Who would have thought it possible to feel some compassion for two other fated siblings, each professed dead this episode while still drawing breath?
I used to think that Lena Headley did too little as Cersei to be given much acclaim. Now I think she deserves it for the same reason. Look at her summon a single teardrop as King's Landing is levelled, a more impressive effect than the eerie demolition of each castle turret. Even the writing on the wall starts to crumble.
Although fatally wounded by the frontman of Metallica, Euron Greyjoy – who dies, as he lived, with villainous overacting – Jaime is reunited with Cersei, his sister lover, in the Map Room, where last they met, with its territories now cracking into pieces.
After so many murders, lost children and one very controversial rape, the “hateful” twins die in each other’s arms.
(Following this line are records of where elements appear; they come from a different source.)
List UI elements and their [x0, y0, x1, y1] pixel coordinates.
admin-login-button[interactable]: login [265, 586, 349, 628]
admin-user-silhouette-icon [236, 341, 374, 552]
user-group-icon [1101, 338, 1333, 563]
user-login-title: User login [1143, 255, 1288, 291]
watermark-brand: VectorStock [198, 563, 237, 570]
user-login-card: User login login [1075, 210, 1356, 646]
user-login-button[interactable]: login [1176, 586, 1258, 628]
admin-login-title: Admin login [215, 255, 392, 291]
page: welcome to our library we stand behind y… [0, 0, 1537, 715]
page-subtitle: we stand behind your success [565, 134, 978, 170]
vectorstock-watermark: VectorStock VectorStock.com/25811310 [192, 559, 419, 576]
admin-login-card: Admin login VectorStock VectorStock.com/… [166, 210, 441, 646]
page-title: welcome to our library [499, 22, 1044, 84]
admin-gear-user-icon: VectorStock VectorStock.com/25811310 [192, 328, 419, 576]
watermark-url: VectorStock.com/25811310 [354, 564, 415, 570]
The things they did for love.
What else remains? No, really. What?
The apparently indestructible Arya may be the sole survivor of King’s Landing, and if she really has sworn off revenge, I’m not sure marrying Lord Gendry will be a fulfilling alternative.
How will a horrified and repulsed Jon, who otherwise proved to be a big bag of useless this episode, greet Dany when she finally dismounts her inexhaustible and inextinguishable dragon?
Is it even possible to find a just ruler in this world of rubble? We have one episode to find out. Then it’s Game over.